What’s Playing in the House

 The Köln Concert with Keith Jarrett. This record lives in my top three albums of all time.  If you don’t know the lore: it was recorded in 1975 in Cologne, entirely improvised, on a less-than-ideal piano that Jarrett almost refused to play. And yet what came out of that night became one of the best-selling solo piano recordings in history.  Casual.

It is searching and repetitive in a way that feels meditative. Sometimes it hums softly in the background while I test kolaches; other times it feels like it’s rearranging something inside me. It’s transformational if you let it be. Or it can simply be beautiful music drifting through the house while the cookies cool on the counter. Both feel super valid.

  Welcome to the group chat because I have been evangelizing John Craigie’s new album I Swam Here to every music lover I know. There’s something about it that sparkles softly. It feels intimate and unguarded.

After a few listens, I learned that much of it was recorded in New Orleans and… well. That explains something. There’s a warmth and looseness to it that feels familiar to my bones. It’s wistful without being heavy. Perfect for slow mornings with coffee or an evening glass of wine while the dogs run like crazy in the backyard.

If January knocked the wind out of you a bit (hi, same), these two albums feel like a steady hand on your back.

Happy Mardi Gras, New Orleans friends!
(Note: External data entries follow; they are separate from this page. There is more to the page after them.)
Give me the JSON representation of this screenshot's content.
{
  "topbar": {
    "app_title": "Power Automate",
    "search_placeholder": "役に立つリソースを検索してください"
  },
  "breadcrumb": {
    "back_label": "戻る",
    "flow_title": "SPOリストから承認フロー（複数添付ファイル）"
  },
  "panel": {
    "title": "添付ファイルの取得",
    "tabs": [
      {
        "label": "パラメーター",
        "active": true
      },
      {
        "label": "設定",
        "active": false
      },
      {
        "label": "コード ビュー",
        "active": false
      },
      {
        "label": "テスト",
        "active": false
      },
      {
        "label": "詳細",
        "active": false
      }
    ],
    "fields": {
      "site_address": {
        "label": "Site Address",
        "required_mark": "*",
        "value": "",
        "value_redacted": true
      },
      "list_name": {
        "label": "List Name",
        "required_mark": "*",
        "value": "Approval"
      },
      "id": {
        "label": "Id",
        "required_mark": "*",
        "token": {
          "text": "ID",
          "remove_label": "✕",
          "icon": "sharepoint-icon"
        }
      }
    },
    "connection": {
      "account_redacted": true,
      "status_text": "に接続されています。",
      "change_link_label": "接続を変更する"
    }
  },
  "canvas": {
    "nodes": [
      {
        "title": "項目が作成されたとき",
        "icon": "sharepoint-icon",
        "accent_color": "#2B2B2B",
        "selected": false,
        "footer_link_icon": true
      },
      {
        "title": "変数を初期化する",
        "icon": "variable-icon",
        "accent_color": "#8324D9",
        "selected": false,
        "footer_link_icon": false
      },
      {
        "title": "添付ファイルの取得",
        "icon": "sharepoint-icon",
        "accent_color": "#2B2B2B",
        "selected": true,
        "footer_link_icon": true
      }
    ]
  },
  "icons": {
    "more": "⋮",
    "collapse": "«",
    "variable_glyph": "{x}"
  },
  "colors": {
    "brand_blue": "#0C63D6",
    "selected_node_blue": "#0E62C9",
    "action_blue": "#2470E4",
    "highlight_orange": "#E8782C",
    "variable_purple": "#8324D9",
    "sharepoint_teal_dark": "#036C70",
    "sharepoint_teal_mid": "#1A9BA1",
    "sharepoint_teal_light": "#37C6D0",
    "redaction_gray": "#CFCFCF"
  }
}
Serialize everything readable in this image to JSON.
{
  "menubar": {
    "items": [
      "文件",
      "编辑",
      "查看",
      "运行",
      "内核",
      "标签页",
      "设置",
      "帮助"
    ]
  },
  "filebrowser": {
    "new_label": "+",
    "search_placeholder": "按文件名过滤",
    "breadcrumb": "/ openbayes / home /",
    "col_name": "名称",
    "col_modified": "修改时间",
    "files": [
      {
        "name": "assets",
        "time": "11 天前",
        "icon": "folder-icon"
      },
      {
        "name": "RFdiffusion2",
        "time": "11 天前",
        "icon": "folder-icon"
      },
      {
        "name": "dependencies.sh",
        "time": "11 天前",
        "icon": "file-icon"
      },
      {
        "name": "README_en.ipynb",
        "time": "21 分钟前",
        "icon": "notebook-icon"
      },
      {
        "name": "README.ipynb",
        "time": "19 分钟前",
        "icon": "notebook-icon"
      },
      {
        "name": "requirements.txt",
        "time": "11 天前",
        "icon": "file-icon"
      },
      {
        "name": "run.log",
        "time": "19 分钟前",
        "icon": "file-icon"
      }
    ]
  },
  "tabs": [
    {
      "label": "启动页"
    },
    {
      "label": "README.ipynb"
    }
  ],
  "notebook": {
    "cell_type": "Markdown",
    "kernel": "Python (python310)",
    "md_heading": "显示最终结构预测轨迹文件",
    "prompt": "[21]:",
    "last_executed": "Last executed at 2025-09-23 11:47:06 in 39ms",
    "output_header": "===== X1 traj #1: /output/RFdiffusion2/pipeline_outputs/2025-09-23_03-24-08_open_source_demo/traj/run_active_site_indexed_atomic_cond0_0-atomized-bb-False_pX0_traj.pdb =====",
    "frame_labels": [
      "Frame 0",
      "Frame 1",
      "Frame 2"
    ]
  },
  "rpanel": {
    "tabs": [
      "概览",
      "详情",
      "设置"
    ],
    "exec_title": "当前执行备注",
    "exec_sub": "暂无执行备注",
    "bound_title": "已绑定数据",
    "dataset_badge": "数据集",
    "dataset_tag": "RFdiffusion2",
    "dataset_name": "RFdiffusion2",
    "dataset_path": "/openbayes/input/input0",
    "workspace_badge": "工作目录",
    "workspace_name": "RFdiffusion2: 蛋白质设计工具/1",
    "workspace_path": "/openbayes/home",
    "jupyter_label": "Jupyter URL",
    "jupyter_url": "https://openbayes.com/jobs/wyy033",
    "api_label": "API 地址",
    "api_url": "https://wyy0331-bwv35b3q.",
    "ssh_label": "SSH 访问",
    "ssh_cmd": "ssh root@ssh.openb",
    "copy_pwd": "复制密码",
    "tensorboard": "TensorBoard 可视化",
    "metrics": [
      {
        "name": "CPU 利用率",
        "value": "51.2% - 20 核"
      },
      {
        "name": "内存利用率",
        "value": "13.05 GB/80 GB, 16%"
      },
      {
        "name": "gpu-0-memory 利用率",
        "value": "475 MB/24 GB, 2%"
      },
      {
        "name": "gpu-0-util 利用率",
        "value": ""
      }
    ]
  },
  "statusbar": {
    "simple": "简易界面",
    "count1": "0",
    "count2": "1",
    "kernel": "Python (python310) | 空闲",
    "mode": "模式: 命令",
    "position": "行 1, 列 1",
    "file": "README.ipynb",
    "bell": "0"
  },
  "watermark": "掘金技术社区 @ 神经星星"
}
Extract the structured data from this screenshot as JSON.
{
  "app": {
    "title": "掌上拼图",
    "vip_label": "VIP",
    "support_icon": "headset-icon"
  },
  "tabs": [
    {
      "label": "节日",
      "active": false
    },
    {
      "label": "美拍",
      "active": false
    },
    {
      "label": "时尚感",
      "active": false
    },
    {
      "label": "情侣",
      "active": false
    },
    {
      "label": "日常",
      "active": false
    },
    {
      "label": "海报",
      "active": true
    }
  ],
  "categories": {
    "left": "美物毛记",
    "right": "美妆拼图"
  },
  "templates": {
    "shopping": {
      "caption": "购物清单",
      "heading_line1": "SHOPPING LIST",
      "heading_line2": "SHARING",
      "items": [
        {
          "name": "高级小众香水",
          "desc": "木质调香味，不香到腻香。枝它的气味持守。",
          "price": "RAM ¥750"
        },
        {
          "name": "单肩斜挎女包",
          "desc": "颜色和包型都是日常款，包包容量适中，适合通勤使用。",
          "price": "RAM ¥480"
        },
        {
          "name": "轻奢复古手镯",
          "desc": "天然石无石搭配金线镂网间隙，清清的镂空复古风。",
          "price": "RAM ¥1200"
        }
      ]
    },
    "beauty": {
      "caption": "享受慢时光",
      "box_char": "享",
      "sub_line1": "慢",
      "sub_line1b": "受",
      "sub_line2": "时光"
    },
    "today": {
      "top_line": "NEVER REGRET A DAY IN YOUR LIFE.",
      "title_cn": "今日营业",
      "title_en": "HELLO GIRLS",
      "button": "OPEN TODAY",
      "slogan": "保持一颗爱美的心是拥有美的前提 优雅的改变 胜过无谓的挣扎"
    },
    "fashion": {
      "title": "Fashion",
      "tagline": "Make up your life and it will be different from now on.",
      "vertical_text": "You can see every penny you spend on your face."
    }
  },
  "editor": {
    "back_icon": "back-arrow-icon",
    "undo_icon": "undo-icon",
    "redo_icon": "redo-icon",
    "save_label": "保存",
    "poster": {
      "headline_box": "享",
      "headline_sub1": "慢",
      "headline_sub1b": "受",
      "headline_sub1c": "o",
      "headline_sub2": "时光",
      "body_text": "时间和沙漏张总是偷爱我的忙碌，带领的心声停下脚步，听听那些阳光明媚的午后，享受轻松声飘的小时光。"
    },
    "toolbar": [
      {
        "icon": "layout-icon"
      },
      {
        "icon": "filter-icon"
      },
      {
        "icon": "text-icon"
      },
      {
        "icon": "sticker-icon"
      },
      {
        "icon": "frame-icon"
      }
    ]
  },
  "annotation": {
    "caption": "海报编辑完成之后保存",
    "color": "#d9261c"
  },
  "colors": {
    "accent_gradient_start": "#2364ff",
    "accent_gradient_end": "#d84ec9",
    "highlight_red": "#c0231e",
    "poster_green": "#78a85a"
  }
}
I miss you so much!

Laissez les bons temps rouler

Friends, truly – thank you for being here. Eighteen years is a long time to gather in one corner of the internet and talk about cake and courage and what’s playing in the background while the cookies bake (and we grow up). We’ve built something steady here and I don’t take that lightly.

If this month is about anything, I hope it’s about gently tending to your home, people, your body, and your spirit.

Tell me what you’re reaching for this February. What’s warming your kitchen? What joy are you stacking up on the dining room table? I’ll see in the comments, as always.